A new disagreement has erupted over efforts to overhaul Pennsylvania’s 1961 mine safety law, threatening a compromise forged more than five years after the rescue of nine miners in western Pennsylvania spurred a push for tougher regulations.
The bill, which passed the Senate unanimously in February, was amended Tuesday by a House committee to add provisions that would set new requirements for mine-safety checks before shifts begin, new certification standards for mine foremen, examiners and electricians and more.
The amendment passed 17-12 in the House Environmental Resources and Energy Committee with every Democrat supporting it. The committee then voted 23-6 to send the bill to the full House.
The changes are championed by the mine workers union, but opposed by the mining companies.
If the bill is approved by the full House with Tuesday’s changes, it appears headed for more debate in the Senate.
Sen. Mary Jo White, the Venango County Republican who chairs the chamber’s Environmental Resources and Energy Committee, will encourage senators to reject or modify the House’s amendment, a statement from her office said.
The House’s amendment violated an agreement to negotiate any changes with representatives from the Senate, the union and the mining companies, White said. The provisions inserted into the bill are best dealt with in labor contract negotiations, not legislation, her statement said.
But the chairman of the House committee that made the changes stood by them.
“Today’s changes make safety the priority and make good legislation better legislation,” Rep. Bud George, D-Clearfield, said in a statement.
Officials from the United Mine Workers of America say the provisions in the amendment will improve the safety of workers in Pennsylvania’s approximately 200 bituminous mines.

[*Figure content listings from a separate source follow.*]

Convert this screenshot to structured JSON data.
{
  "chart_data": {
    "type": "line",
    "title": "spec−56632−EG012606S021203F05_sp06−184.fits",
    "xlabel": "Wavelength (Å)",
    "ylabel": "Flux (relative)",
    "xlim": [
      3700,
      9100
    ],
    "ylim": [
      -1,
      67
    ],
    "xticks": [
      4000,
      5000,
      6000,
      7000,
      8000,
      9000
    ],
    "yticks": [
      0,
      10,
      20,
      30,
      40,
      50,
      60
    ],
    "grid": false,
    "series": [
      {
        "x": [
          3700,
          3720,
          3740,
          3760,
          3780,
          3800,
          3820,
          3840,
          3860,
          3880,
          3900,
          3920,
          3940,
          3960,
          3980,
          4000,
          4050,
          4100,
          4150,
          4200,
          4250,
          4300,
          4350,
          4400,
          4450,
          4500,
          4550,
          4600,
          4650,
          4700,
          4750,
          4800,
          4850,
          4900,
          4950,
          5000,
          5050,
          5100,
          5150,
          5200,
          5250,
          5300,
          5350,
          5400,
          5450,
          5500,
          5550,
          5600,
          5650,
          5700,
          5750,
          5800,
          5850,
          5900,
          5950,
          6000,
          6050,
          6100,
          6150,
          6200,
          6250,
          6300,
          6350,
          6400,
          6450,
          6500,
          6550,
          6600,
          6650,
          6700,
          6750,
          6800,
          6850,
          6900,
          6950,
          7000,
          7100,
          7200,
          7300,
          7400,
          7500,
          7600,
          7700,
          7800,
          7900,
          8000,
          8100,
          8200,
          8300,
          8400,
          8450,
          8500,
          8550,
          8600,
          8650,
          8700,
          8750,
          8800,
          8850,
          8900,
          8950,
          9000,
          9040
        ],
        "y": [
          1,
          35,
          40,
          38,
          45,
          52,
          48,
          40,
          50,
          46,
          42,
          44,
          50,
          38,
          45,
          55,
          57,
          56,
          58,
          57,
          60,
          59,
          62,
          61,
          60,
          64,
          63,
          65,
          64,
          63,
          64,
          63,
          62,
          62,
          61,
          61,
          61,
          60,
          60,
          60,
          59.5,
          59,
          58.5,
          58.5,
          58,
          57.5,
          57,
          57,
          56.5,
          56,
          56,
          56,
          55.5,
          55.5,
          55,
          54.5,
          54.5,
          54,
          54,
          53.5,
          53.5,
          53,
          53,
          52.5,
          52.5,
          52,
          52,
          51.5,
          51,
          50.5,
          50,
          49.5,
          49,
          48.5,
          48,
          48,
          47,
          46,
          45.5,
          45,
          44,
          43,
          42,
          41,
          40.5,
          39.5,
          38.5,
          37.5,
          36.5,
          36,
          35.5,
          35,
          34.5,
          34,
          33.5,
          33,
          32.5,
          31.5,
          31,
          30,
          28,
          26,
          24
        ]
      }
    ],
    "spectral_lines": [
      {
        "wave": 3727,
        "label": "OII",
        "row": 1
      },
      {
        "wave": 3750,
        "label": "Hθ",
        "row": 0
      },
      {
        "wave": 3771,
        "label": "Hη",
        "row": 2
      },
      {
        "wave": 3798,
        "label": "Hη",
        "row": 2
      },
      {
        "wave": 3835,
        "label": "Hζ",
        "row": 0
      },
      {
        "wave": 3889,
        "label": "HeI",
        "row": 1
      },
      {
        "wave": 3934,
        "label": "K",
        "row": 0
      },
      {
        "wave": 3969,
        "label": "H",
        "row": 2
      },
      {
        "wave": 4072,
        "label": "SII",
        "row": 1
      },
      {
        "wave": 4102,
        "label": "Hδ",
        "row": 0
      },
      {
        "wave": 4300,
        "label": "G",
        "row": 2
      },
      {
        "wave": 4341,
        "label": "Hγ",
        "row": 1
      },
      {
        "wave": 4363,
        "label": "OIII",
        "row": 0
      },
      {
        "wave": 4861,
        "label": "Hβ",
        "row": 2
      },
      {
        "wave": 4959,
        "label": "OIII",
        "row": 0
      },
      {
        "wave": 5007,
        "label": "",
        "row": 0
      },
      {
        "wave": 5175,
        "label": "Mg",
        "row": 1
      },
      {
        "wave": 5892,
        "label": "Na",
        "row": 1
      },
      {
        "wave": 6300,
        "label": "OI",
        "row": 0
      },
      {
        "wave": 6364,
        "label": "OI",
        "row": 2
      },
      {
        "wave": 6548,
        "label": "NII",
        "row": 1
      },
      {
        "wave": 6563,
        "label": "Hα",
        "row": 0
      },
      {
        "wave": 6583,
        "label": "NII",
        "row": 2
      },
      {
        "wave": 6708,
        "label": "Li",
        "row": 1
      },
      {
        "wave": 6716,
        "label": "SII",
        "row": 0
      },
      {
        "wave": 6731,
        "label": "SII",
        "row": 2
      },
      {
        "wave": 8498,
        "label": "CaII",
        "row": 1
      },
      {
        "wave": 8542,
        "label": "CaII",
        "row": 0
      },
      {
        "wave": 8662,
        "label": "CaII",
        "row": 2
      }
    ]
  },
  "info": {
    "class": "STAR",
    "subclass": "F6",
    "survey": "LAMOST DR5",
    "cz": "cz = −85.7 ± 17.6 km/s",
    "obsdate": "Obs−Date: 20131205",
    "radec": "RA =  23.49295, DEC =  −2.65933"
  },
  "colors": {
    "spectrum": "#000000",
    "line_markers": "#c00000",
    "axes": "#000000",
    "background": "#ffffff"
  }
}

But the Pennsylvania Coal Association, which represents major mine owners like Consol Energy and Foundation Coal, said the provisions involve labor matters, not mine safety.
Accidents at Sago Mine in West Virginia in 2006 and Quecreek Mine in Somerset in 2002 have already prompted action in Congress and other major mining states to address safety issues. Pennsylvania is the nation’s fourth-largest coal-mining state.
The major safety provisions in the Pennsylvania bill would allow state inspectors to impose fines for safety infractions on mine owners, instead of just supervisors. To keep the law in step with advances in mine safety technology and practices, it would establish a seven-member safety board to guide regulatory changes.
It also would mandate precautions to prevent an accidental breech of a flooded mine _ as happened at Quecreek, where nine miners were trapped for nearly 77 hours before being rescued.
The bill also would require a map repository to provide public access to all maps of existing and abandoned mines.